Tanaka's Watcher in the Attic is more overtly erotic than the majority of these adaptations, and serves to highlight the more graphically sado-sexual component inherent in the author's work, which reached fever pitch in the 1930s with a string of works that were dismissed by the critics under the catchall category of 'ero-guro-nansensu' (erotic grotesque nonsense). Indeed, the 100th anniversary of the author's birth in 1994 was marked by Shochiku studios with the bewildering big-budget biopic The Mystery of Rampo and saw a slew of racy Rampo adaptations, including a remake of The Watcher in the Attic from Akio Jissoji, a director perhaps best known for Tokyo - The Last Megalopolis (Teito Monogatari, 1987) and his 1970 debut feature This Transient Life (Mujo). Jissoji later went on to direct a SM heavy version of Rampo's The D-Slope Murder Case (D-Zaka no Satsujin Jiken, 1998), based on the short story in which "Japan's Most Famous Detective" Kogoro Akechi first appeared in print in 1925.

With a story set in a boarding house in Tokyo in the 1920s, the voyeuristic landlord Goda is the Watcher of the film's title. He roams the rafters and spies on the bizarre sexual encounters that take place beneath his roof between such colourful figures as a girl dressed in animal hides and an over-sexed Pierrot. Tanaka's version incorporates elements from a number of Rampo's stories, the most evident being an eccentric coupling scene lifted from the 1926 short story The Human Chair / Ningen Isu, which features an obsessive young man who fashions a chair with a hidden compartment just large enough to secrete himself in so as to become closer to the object of his abnormal desire whenever she sits upon it. This twisted tale was filmed in 1997 by Toshiyuki Mizutani, who later helmed the teen horror flick Isola.

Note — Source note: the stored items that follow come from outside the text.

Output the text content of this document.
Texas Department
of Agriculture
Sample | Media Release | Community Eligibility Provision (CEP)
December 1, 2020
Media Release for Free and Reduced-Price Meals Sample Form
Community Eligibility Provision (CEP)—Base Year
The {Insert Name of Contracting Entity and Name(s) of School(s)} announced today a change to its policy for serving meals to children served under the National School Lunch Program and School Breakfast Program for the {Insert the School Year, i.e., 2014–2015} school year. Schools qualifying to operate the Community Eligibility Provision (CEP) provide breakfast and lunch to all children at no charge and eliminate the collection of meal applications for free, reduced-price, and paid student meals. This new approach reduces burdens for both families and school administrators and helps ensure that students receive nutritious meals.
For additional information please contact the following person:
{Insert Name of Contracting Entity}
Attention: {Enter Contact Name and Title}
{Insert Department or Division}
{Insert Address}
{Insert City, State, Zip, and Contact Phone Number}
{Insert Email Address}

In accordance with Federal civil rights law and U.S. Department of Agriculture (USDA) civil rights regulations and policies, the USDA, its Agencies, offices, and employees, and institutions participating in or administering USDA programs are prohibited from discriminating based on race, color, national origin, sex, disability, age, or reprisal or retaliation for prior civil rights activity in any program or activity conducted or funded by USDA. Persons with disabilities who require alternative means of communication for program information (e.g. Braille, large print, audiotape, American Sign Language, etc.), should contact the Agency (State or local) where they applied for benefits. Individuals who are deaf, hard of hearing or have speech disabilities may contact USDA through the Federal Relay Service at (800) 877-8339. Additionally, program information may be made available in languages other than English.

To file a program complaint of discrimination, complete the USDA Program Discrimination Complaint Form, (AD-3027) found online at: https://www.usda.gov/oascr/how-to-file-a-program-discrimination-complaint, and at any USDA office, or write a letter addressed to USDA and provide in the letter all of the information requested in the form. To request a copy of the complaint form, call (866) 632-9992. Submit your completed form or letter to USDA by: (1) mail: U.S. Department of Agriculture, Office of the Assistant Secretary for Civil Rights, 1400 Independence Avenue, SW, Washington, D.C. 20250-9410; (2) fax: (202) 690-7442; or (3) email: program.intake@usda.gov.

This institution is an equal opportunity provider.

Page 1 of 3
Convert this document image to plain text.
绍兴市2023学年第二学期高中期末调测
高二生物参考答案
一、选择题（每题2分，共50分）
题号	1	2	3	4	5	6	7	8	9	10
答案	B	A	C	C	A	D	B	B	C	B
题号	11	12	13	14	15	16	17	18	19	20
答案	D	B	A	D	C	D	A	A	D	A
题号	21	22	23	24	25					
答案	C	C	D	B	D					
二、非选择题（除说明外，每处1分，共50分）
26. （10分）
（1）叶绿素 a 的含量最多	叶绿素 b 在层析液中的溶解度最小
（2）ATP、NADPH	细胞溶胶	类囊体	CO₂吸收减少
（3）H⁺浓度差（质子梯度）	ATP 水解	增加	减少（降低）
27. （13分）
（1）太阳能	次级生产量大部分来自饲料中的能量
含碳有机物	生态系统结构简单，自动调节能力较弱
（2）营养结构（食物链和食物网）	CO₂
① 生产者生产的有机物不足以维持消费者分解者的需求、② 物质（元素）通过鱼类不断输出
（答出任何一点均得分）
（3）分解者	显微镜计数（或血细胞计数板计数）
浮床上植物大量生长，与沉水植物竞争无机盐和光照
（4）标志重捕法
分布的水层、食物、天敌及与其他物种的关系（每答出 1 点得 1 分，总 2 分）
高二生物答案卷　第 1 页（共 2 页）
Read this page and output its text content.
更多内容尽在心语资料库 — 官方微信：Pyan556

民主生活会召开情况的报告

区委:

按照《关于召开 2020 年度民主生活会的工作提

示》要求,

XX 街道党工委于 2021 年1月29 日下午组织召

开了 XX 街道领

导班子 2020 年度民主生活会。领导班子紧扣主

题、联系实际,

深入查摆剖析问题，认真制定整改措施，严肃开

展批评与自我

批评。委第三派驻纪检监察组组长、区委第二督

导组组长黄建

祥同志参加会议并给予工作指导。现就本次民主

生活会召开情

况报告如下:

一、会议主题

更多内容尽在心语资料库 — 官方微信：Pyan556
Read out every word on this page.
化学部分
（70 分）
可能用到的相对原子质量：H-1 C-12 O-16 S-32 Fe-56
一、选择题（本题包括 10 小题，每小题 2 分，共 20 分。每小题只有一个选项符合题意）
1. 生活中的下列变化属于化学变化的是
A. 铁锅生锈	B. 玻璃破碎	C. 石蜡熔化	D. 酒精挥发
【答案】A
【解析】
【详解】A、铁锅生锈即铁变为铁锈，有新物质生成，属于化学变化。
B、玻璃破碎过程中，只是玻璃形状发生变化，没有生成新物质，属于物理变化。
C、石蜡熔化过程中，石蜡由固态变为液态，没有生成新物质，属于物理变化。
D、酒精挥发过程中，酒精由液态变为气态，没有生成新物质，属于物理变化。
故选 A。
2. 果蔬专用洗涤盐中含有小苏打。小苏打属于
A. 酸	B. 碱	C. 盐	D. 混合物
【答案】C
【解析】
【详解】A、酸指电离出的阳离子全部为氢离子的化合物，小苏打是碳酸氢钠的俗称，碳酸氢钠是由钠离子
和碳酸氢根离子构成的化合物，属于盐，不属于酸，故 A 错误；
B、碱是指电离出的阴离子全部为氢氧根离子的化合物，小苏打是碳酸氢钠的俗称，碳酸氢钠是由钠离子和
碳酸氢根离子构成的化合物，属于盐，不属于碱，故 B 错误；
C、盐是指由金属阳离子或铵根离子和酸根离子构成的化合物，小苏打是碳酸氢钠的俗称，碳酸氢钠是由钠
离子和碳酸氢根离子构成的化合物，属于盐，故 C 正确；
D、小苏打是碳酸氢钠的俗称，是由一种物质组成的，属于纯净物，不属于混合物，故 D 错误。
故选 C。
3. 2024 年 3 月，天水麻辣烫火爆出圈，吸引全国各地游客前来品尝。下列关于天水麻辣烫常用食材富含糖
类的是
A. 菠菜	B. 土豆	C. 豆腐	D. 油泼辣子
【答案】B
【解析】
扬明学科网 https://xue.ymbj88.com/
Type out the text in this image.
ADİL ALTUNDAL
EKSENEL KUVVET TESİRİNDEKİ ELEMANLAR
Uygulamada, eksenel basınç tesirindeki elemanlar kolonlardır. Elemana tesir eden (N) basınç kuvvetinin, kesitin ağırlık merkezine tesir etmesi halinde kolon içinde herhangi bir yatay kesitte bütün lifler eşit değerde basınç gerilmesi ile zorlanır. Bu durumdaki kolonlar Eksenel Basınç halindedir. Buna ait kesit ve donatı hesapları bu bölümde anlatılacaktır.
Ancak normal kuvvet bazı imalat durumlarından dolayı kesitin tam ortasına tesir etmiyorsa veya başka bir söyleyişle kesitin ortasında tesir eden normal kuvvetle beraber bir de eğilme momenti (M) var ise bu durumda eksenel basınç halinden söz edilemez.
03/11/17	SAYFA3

Though to all intents and purposes virtually plotless, Tanaka's aesthetic sensibilities lend a perverse and otherwordly atmosphere to what could have amounted to little more than a string of titillatory set pieces, though the introduction of a murder scheme introduces some other dimension to the narrative.

Watcher in the Attic, like Tanaka's previous film, features one of Nikkatsu's top starlets of the time, Junko Miyashita, who went on to dominate Tatsumi Kumashiro's acclaimed porno classic The Woman With Red Hair (Akai Kami no Onna, 1979). She later made a brief appearance in Fire Festival.

Tanaka's film is quite hypnotic, beautifully shot and chock-a-block full of striking images. For those still unfamiliar with the not insignificant charms of Nippon eroticism, this film represents one of the finest in its field.